Сидевший за деревянным столом Джек Харроу, мужчина шестидесяти трёх лет, но крепкого телосложения молодого и здорового человека, поднял на гостя глаза, отрываясь от каких-то потрёпанных бумаг. Несмотря на генеральские погоны на плечах, его кабинет не выделялся особым убранством. Всё было по-военному просто: потёртый, стилизованный под красное дерево, стол; два одинаковых стула, возможно, из одного со столом набора; небольшой сейф, стоящий прямо на полу в углу, то ли для сверхсекретных документов, то ли для крепкого алкоголя; пара книжных шкафов и полок, забитых бумагами и разными цифровыми носителями; синее кресло в углу, совершенно неподходящее по цветовой гамме остальному убранству. Разве что освещение здесь было лучше, чем в коридоре, да и в большинстве мест оккупированной "Агхартой" станции.

– Разрешаю.

– Сэр, срочная депеша, – всё так же взахлёб продолжил молодой боец. – Халик мёртв. Как и почти все наши люди, отправившиеся с ним в Санкт-Петербург. Остались трое, но ORF взяли их.

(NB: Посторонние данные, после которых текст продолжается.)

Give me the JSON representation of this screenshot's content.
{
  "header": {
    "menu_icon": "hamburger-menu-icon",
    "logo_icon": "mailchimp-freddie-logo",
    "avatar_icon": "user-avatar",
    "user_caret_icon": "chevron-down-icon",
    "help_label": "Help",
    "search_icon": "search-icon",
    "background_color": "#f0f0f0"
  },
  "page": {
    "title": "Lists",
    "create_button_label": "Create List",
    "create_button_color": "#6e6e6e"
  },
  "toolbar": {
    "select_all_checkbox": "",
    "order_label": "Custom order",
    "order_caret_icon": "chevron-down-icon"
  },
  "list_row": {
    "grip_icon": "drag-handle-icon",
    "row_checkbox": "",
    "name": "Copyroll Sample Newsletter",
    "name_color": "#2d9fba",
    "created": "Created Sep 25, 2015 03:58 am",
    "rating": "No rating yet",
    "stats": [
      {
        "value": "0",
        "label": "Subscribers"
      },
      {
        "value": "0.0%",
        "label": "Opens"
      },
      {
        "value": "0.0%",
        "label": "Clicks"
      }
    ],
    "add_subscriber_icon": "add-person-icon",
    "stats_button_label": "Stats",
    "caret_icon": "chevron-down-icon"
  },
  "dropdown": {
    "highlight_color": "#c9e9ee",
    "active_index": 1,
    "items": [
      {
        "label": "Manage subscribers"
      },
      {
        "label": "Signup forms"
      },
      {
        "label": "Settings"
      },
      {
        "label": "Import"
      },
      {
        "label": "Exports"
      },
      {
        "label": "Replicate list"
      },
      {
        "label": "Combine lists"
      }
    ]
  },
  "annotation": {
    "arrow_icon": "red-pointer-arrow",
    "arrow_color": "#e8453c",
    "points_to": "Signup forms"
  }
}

Все последние сутки Джек провёл в раздумьях, как ему реагировать на эту новость. Было очевидно, что она совсем скоро придёт, вот уже прямо сейчас, с минуты на минуту… Вроде бы он и отложил в сторонку парочку неплохих заготовок, но все они бесследно улетучились, стоило ему лично это услышать.

– Генерал, – извиняющимся тоном напомнил о себе стоящий по стойке смирно парень. – Будут какие-либо приказы?

– А какие приказы тебе нужны!? – резко ответил Джек, чудом сдержавшись, чтобы не запустить в подчинённого охапкой листков со стола.

– Я… Я… Сэр… Простите…

– Нет, – генерал выдул весь воздух из лёгких через нос, медленно положил руки на стол ладонями вниз, – ты прости. Ты здесь не при чём. Это моя вина. Я отпустил их. Если и есть, на кого за это орать, то для этого мне придётся подойти к зеркалу.

Предстоит много чего сделать. И дела эти будут очень тяжёлыми.

Предстоит много разговоров. И разговоры эти будут ещё тяжелее.

– Генерал? – спустя минуту (или больше, чёрт знает) молчания, не вытерпел молодой агхартовец, за свой ум и смекалку заслуживший честь стать помощником генерала. Или, скорее, его посыльным. – Не хочу слишком много на себя брать, но, возможно, стоит послать отряд, который… подчистит концы?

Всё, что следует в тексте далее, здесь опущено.